温诗吟的心猛地一沉:“让宋言修接电话。”
“宋哥陪我家亲戚谈生意,喝多了,刚睡着。”林筱婷的声音带着得意的慵懒,“嫂子,你都这个年纪了,该懂点事。男人在外打拼不容易,你别总是小题大做地打扰。”
温诗吟握紧手机,指节发白:“林筱婷,我再说最后一遍——让、宋、言、修、接、电、话!”
电话那头突然传来窸窸窣窣的声响,接着是一个模糊的男声,带着浓浓的睡意:“筱婷...这么晚谁啊...”
这声音——温诗吟浑身血液都凝固了。
结婚七年,她太熟悉这个声音了,哪怕带着睡意,也绝不会认错。
“没什么~”林筱婷的声音突然变得娇媚,“打错的。你快睡吧...”
但男人似乎醒了,声音清晰了几分:“筱婷,过来...”
接着是一阵让人脸红的亲吻声,林筱婷娇笑着:“别闹...电话还没挂...”
“管他呢。”
男人的声音带着慵懒的磁性,“这么晚不会是什么重要电话。”
温诗吟猛地掐断了电话。
走廊里的白炽灯发出嗡嗡的电流声,刺得她太阳穴突突地跳。她扶着冰冷的墙壁,胃里一阵翻江倒海。
原来所谓的“谈生意”,谈到了同一张床上。
原来她在这里守着生命垂危的儿子,他在那里温香软玉在怀。
温诗吟缓缓蹲下身,把脸埋进膝盖。
没有眼泪,只有一种彻骨的寒冷,从心脏开始,一点点冻结她的血液、她的骨髓、她的灵魂。
回到病房时,宋念安还在沉睡。
温诗吟坐在床边,借着窗外微弱的路灯光,仔细端详儿子的脸——那眉眼,那鼻梁,活脱脱就是宋言修的翻版。
曾经,这是她最爱看的模样。
如今,却成了最刺心的讽刺。
天快亮时,宋念安终于醒了。孩子虚弱地睁开眼,看到妈妈,小嘴一瘪就要哭:“妈妈...头好痛...”

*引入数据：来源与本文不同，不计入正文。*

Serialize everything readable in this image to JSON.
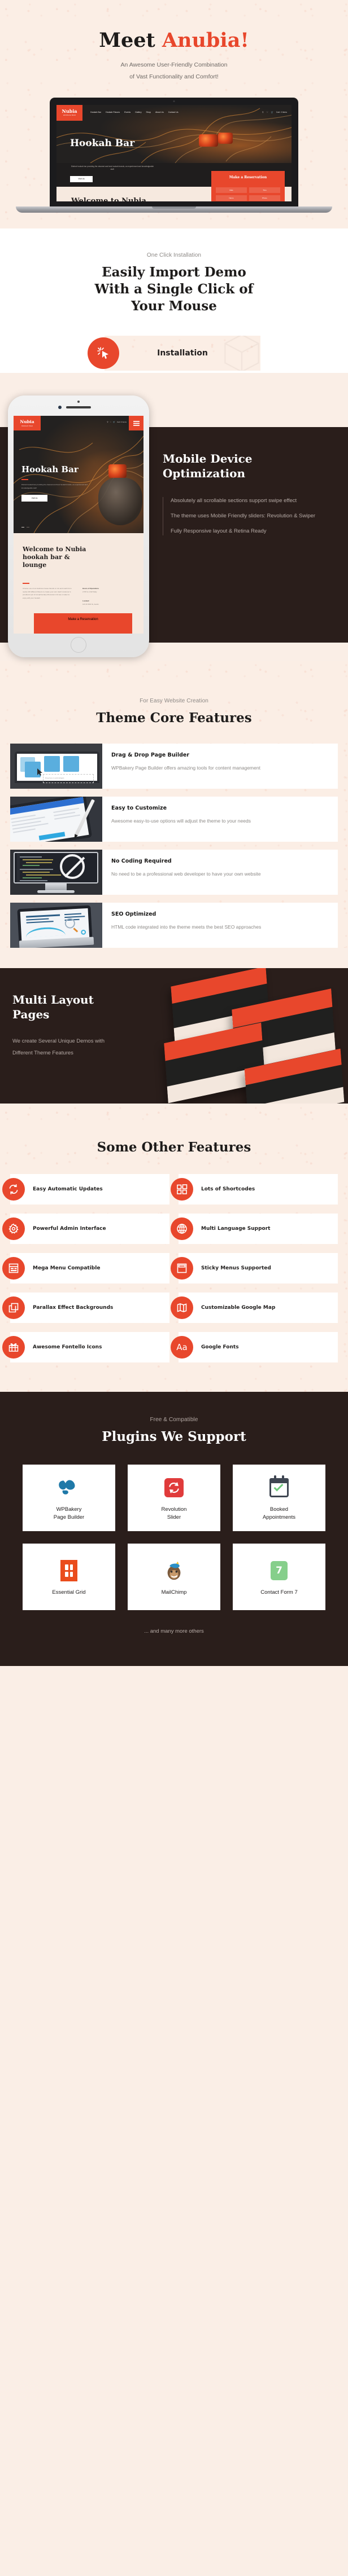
{
  "hero": {
    "title_part1": "Meet ",
    "title_accent": "Anubia!",
    "subtitle_line1": "An Awesome User-Friendly Combination",
    "subtitle_line2": "of Vast Functionality  and Comfort!"
  },
  "site_preview": {
    "logo_name": "Nubia",
    "logo_sub": "HOOKAH BAR",
    "nav": [
      "Hookah Bar",
      "Hookah Flavors",
      "Events",
      "Gallery",
      "Shop",
      "About Us",
      "Contact Us"
    ],
    "cart_label": "Cart: 0 items",
    "hero_title": "Hookah Bar",
    "hero_text": "Distinct hookah bar providing the cleanest and best hookah brands, an experienced and knowledgeable staff.",
    "hero_button": "Visit Us",
    "welcome_title_desktop": "Welcome to Nubia",
    "welcome_title_mobile": "Welcome to Nubia hookah bar & lounge",
    "reservation_title": "Make a Reservation",
    "reservation_fields": [
      "Date",
      "Time",
      "Name",
      "Phone"
    ],
    "info_hours_label": "Hours of Operations",
    "info_hours_value": "2 PM to 2 AM Daily",
    "info_located_label": "Located",
    "info_located_value": "123 W 45th St, Austin"
  },
  "installation": {
    "eyebrow": "One Click Installation",
    "heading_line1": "Easily Import Demo",
    "heading_line2": "With a Single Click of",
    "heading_line3": "Your Mouse",
    "button_label": "Installation",
    "icon": "click-cursor-icon"
  },
  "mobile": {
    "heading_line1": "Mobile Device",
    "heading_line2": "Optimization",
    "bullets": [
      "Absolutely all scrollable sections support swipe effect",
      "The theme uses Mobile Friendly sliders: Revolution & Swiper",
      "Fully Responsive layout & Retina Ready"
    ]
  },
  "core": {
    "eyebrow": "For Easy Website Creation",
    "heading": "Theme Core Features",
    "cards": [
      {
        "title": "Drag & Drop Page Builder",
        "text": "WPBakery Page Builder offers amazing tools for content management",
        "thumb": "drag-drop-builder-thumb"
      },
      {
        "title": "Easy to Customize",
        "text": "Awesome easy-to-use options will adjust the theme to your needs",
        "thumb": "easy-customize-thumb"
      },
      {
        "title": "No Coding Required",
        "text": "No need to be a professional web developer to have your own website",
        "thumb": "no-coding-thumb"
      },
      {
        "title": "SEO Optimized",
        "text": "HTML code integrated into the theme meets the best SEO approaches",
        "thumb": "seo-optimized-thumb"
      }
    ]
  },
  "multi_layout": {
    "heading_line1": "Multi Layout",
    "heading_line2": "Pages",
    "text": "We create Several Unique Demos with Different Theme Features"
  },
  "other_features": {
    "heading": "Some Other Features",
    "items": [
      {
        "label": "Easy Automatic Updates",
        "icon": "refresh-icon"
      },
      {
        "label": "Lots of Shortcodes",
        "icon": "shortcodes-grid-icon"
      },
      {
        "label": "Powerful Admin Interface",
        "icon": "gear-icon"
      },
      {
        "label": "Multi Language Support",
        "icon": "globe-icon"
      },
      {
        "label": "Mega Menu Compatible",
        "icon": "mega-menu-icon"
      },
      {
        "label": "Sticky Menus Supported",
        "icon": "sticky-menu-icon"
      },
      {
        "label": "Parallax Effect Backgrounds",
        "icon": "layers-icon"
      },
      {
        "label": "Customizable Google Map",
        "icon": "map-icon"
      },
      {
        "label": "Awesome Fontello Icons",
        "icon": "gift-icon"
      },
      {
        "label": "Google Fonts",
        "icon": "typography-aa-icon"
      }
    ]
  },
  "plugins": {
    "eyebrow": "Free & Compatible",
    "heading": "Plugins We Support",
    "items": [
      {
        "name": "WPBakery\nPage Builder",
        "icon": "wpbakery-logo"
      },
      {
        "name": "Revolution\nSlider",
        "icon": "revolution-slider-logo"
      },
      {
        "name": "Booked\nAppointments",
        "icon": "booked-appointments-logo"
      },
      {
        "name": "Essential Grid",
        "icon": "essential-grid-logo"
      },
      {
        "name": "MailChimp",
        "icon": "mailchimp-logo"
      },
      {
        "name": "Contact Form 7",
        "icon": "contact-form-7-logo"
      }
    ],
    "footer_note": "... and many more others"
  },
  "colors": {
    "accent": "#e8472c",
    "dark": "#2a1e1b",
    "paper": "#fbeee5",
    "text": "#1e1c1b",
    "muted": "#8c8885"
  }
}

“安安乖,妈妈在。”温诗吟连忙按住他想要乱动的小手,“医生说了,要好好躺着。”
“爸爸呢?”孩子睁着大眼睛四处张望,“爸爸怎么没来看安安?”
温诗吟的心像被针扎一样疼。她深吸一口气,努力挤出一个笑容:“爸爸...在忙工作。等安安好了,爸爸就来看你。”
“可是我好想爸爸...”,孩子的眼泪滚落下来,像一颗石头狠狠砸在温诗吟的心上。
她俯身亲了亲儿子的额头,声音轻柔却坚定:“安安记住妈妈的话,从今以后,只有妈妈会保护你。至于那些心怀鬼胎的人......”
她望着窗外渐渐亮起的天色,眼神冷冰冷:“妈妈会让他们,再也不能伤害你分毫。”
清晨的第一缕阳光照进病房时,温诗吟拿出手机,拨通了一个许久未联系的号码。
“邵珩,是我。”
“我想请你帮个忙,关于离婚官司。”
那边停顿了一下才道:“你想好了吗?”
“对,不仅要离婚,我还要争取利益最大化,还有安安的抚养权,我也要拿到手。”
挂断电话后,她轻轻握住儿子的小手,在心底发誓:
这一次,她不会再心软。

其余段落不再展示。